We have been able to conclude that:
The absolute correlation between Total Time and Rating is negligible, the average total time for $3$-star orders is significantly longer than for $5$-star orders. This suggests that efficient service is a critical factor for risk mitigation, making a customer less likely to give a poor rating.
Food preparation time and delivery time have a near-zero correlation (~ approx 0.01). This confirms that the kitchen operation and the courier logistics are distinct processes(independent), and delays in one do not cause delays in the other.
Contrary to common service industry patterns, the mean delivery time is significantly slower on weekdays (~ approx 28$ minutes) compared to weekends (~ approx 22 minutes). This points to an issue with weekday routing or courier availability.
The cost of the order is not correlated with the customer rating or the time taken for service. Customers are willing to pay a premium, but price alone does not guarantee satisfaction or speed.
In specific cuisine types, notably Vietnamese, ~3-star rated orders are found to be more expensive on average than $5$-star orders. This highlights a critical failure in perceived value, where paying more leads to a worse experience.
French, mean cost of order is high than other cuisine types. Its ratings are 3, 4, 5. However this cuisine type only 18 orders, only 2 customers given 3 rating. Consider these facts, french cuisine type is higher quality and customers are liked it.

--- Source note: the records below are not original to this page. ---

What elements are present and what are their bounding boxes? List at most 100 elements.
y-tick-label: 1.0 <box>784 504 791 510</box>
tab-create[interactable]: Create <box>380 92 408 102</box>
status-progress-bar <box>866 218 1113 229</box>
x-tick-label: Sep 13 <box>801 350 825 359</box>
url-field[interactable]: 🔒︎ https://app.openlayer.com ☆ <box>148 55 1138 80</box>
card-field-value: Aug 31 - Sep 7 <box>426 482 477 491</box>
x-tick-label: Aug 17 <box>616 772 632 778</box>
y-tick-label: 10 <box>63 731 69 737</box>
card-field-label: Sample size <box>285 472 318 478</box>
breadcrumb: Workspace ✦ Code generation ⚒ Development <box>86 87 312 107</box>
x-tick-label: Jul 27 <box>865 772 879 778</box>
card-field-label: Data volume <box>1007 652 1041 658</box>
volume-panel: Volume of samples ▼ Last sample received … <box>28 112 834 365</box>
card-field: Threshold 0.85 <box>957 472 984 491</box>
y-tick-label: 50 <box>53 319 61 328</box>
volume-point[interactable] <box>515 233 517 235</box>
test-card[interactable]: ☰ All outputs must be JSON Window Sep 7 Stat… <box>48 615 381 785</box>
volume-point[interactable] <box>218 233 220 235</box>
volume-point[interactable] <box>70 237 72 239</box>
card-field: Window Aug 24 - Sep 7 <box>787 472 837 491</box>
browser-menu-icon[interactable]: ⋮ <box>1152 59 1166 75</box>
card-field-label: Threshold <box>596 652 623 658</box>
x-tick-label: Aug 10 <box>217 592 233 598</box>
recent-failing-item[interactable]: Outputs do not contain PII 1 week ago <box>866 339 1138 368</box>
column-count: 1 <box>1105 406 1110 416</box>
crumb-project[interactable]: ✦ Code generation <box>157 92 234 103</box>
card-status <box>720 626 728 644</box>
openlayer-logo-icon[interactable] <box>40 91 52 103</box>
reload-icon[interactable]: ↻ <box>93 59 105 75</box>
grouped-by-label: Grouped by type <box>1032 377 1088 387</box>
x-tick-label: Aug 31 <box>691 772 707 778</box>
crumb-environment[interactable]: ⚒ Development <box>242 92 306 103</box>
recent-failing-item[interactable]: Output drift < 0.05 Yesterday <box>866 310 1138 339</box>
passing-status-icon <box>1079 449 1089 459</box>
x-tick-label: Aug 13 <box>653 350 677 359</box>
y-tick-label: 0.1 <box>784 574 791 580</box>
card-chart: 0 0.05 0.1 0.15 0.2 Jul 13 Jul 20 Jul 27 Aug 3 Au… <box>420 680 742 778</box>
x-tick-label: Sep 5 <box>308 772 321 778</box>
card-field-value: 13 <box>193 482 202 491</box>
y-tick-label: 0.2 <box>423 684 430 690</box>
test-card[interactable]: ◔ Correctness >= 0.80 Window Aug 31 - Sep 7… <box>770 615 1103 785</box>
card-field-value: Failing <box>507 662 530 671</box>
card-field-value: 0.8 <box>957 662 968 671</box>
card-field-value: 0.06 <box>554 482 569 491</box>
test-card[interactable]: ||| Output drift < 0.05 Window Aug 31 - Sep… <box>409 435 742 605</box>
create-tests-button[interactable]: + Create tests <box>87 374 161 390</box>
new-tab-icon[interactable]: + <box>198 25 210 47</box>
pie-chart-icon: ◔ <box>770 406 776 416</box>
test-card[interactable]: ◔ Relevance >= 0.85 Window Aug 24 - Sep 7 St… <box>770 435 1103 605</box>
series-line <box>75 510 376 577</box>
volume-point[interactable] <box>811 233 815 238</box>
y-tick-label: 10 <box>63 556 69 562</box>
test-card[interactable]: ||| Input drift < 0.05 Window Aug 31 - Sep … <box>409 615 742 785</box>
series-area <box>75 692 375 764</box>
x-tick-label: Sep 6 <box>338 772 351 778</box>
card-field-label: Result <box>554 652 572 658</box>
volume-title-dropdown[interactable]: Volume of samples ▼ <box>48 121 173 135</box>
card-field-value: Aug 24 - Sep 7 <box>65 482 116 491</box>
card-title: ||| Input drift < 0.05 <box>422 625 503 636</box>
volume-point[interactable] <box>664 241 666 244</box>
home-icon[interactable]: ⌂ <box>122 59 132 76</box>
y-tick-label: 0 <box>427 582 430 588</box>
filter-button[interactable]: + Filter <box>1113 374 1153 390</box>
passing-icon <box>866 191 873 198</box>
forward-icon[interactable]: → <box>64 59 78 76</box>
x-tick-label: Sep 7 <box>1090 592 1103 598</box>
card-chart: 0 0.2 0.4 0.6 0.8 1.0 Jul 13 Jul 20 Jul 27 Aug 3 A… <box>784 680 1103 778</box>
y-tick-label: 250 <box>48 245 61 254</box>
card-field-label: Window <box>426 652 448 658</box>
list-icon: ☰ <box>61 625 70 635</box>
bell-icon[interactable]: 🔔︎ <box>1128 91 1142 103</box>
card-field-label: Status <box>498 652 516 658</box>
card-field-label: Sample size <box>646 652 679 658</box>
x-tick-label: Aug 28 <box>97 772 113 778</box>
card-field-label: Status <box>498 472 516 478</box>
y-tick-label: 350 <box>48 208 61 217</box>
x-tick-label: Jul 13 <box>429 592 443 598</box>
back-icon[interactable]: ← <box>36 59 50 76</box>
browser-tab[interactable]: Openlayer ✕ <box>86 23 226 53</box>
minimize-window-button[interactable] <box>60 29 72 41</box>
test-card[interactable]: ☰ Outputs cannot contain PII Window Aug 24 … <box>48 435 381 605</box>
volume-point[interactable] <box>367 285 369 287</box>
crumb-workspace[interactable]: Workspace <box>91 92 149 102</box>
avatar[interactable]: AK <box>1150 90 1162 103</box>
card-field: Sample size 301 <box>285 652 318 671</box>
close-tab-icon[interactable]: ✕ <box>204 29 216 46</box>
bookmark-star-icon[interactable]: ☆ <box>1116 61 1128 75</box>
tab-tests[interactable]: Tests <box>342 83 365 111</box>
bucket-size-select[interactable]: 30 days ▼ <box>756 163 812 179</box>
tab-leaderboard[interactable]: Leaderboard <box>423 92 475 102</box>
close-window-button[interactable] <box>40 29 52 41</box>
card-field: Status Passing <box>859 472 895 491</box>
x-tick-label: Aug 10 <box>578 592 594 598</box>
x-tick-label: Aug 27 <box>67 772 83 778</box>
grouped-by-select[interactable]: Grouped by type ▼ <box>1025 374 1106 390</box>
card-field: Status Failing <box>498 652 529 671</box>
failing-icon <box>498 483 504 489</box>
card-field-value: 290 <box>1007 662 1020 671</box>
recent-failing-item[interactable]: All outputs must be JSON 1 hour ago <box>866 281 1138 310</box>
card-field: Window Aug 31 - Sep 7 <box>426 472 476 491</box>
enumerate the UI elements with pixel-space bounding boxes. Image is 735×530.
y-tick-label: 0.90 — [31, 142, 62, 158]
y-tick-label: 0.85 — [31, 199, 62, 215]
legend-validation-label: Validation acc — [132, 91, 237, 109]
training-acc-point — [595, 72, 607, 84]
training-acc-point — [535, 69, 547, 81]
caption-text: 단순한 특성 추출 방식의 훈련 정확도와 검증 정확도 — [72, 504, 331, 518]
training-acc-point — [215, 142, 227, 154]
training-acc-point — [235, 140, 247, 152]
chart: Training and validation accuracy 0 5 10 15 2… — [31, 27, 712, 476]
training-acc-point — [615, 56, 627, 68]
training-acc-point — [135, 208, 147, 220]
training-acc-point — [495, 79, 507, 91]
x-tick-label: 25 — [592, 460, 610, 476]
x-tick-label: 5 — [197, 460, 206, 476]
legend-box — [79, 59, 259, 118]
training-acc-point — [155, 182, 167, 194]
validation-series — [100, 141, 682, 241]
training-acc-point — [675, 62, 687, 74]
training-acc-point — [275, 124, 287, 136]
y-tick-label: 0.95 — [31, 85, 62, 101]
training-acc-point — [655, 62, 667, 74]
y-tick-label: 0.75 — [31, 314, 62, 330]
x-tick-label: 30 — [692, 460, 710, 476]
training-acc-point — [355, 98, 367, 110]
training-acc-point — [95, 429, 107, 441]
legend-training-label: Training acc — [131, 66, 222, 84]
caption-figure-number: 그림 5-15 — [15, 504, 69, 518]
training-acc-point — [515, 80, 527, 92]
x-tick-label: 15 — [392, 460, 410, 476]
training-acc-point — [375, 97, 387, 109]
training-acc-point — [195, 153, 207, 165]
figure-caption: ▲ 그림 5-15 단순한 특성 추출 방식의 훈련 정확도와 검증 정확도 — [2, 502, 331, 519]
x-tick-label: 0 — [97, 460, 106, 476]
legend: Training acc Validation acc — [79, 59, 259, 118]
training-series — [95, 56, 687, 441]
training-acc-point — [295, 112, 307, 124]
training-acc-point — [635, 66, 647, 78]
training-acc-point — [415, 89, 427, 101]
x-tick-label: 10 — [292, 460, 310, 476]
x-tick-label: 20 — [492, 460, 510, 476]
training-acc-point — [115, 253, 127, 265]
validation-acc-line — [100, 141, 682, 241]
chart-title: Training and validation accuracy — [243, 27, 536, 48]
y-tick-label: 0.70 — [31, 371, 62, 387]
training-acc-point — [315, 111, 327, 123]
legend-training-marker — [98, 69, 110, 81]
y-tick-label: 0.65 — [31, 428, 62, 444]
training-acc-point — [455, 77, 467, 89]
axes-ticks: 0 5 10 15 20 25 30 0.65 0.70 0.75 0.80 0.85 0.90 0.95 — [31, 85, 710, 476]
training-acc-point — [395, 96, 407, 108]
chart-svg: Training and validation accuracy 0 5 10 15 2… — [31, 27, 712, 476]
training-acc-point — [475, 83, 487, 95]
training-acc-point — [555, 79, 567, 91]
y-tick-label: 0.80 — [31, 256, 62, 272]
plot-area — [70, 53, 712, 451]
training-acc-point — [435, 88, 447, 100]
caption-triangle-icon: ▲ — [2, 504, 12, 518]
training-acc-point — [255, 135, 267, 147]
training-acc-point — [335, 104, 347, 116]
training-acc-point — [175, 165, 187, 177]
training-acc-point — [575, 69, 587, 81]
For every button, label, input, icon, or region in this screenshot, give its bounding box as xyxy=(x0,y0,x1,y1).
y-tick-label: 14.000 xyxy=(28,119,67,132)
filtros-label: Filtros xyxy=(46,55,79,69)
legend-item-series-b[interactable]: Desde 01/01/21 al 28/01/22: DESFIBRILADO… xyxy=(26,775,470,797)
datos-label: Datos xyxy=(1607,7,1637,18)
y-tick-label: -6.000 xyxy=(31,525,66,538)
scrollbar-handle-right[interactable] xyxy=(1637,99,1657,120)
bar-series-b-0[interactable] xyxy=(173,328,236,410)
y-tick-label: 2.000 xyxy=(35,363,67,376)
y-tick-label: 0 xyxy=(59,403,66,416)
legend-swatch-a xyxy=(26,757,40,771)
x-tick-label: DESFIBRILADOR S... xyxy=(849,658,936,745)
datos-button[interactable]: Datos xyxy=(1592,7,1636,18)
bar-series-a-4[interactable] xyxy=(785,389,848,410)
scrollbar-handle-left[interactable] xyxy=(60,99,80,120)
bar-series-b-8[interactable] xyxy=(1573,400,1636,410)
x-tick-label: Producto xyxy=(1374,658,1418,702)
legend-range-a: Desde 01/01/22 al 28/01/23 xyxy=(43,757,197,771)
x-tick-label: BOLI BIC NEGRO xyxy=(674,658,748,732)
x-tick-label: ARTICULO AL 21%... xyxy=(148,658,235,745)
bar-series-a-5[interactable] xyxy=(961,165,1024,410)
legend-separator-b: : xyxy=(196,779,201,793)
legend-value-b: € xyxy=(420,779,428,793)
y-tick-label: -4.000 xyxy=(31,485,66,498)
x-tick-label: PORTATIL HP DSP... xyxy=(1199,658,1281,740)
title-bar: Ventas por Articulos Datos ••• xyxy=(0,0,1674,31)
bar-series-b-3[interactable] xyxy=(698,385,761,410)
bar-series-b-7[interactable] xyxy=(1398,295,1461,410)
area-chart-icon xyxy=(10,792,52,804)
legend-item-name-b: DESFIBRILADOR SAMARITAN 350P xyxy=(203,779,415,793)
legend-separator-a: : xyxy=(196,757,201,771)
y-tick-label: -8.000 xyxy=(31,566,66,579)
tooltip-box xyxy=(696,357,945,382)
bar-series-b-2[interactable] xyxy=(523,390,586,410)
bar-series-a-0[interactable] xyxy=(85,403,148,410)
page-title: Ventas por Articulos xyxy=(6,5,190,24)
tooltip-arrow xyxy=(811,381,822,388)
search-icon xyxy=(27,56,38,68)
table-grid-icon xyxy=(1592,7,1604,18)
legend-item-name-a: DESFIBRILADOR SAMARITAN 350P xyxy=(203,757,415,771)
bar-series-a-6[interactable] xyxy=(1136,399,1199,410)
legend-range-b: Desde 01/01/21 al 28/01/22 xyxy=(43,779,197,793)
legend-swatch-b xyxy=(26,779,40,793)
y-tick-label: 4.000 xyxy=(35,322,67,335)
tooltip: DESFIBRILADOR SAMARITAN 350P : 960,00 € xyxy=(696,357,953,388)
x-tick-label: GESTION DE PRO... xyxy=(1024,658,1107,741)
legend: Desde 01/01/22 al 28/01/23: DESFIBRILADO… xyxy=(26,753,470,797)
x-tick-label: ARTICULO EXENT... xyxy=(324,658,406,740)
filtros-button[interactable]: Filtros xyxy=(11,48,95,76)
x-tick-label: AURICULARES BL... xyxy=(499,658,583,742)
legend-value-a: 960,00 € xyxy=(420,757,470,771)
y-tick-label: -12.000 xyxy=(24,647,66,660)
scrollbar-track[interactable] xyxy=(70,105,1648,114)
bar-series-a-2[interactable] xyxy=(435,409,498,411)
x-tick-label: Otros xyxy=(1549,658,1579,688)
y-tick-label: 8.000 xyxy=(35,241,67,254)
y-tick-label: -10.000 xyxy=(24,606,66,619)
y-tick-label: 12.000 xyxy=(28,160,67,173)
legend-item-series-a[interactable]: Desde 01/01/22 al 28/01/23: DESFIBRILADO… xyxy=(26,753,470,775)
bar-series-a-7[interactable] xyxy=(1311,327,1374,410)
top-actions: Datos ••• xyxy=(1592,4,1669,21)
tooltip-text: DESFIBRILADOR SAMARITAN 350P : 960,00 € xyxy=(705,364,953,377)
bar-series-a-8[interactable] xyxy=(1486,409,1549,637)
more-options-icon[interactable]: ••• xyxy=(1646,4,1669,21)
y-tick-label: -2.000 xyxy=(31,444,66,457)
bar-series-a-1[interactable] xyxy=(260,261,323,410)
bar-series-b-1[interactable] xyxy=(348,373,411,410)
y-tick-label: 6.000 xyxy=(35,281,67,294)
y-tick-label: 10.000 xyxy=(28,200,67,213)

Four restaurants—Shake Shack, The Meatball Shop, Blue Ribbon Fried Chicken, and Blue Ribbon Sushi—are the most reliable, consistently achieving high volume (rating count $>50$) and high satisfaction (average rating ~>4).
Recommendations:¶
WeekDay Logistics:Since weekday delivery is 6 minutes slower on average, investigate and implement solutions to optimize weekday routing and traffic management. The delivery service agents/couriers can lookout lunchtime zones to reduce the time and get closer to weekend mean.
Risk Mitigation: 10.5% of the orders exceeding 60 minutes of total time (food preparation + delivery time) is the critical data for operational improvement. Eliminating these high-risk orders will significantly reduce the overall number of 3-star ratings.
High Cost/Low-Rating: Investigate the specific restaurants or dish types within Vietnamese cuisine where customers pay more but it got lowwer ratings. Address these restaurant partners for order accuracy, food quality, staffs and chef - team dynamics and packaging issues.
High Quality/Average-Rating: Promote French cusine types specific restaurants to get more orders. Since customer liking this cuisine type thought the cost of the order is high. Introduce this cusine types top 5 restaurants (Shake Shack, The Meatball Shop, Blue Ribbon Fried Chicken, and Blue Ribbon Sushi)
Promotional Focus: Base all large-scale loyalty programs and advertisements around the four qualifying restaurants (Shake Shack, The Meatball Shop,Blue Ribbon Sushi, Blue Ribbon Fried Chicken). Leverage their high volume and high ratings to drive trust and acquisition.
Feedback: Since the overall rating is vague, update the app to prompt customers to rate order accuracy, food quality/temperature, delivery experience. This will provide actionable data that isolates the root cause of a poor rating.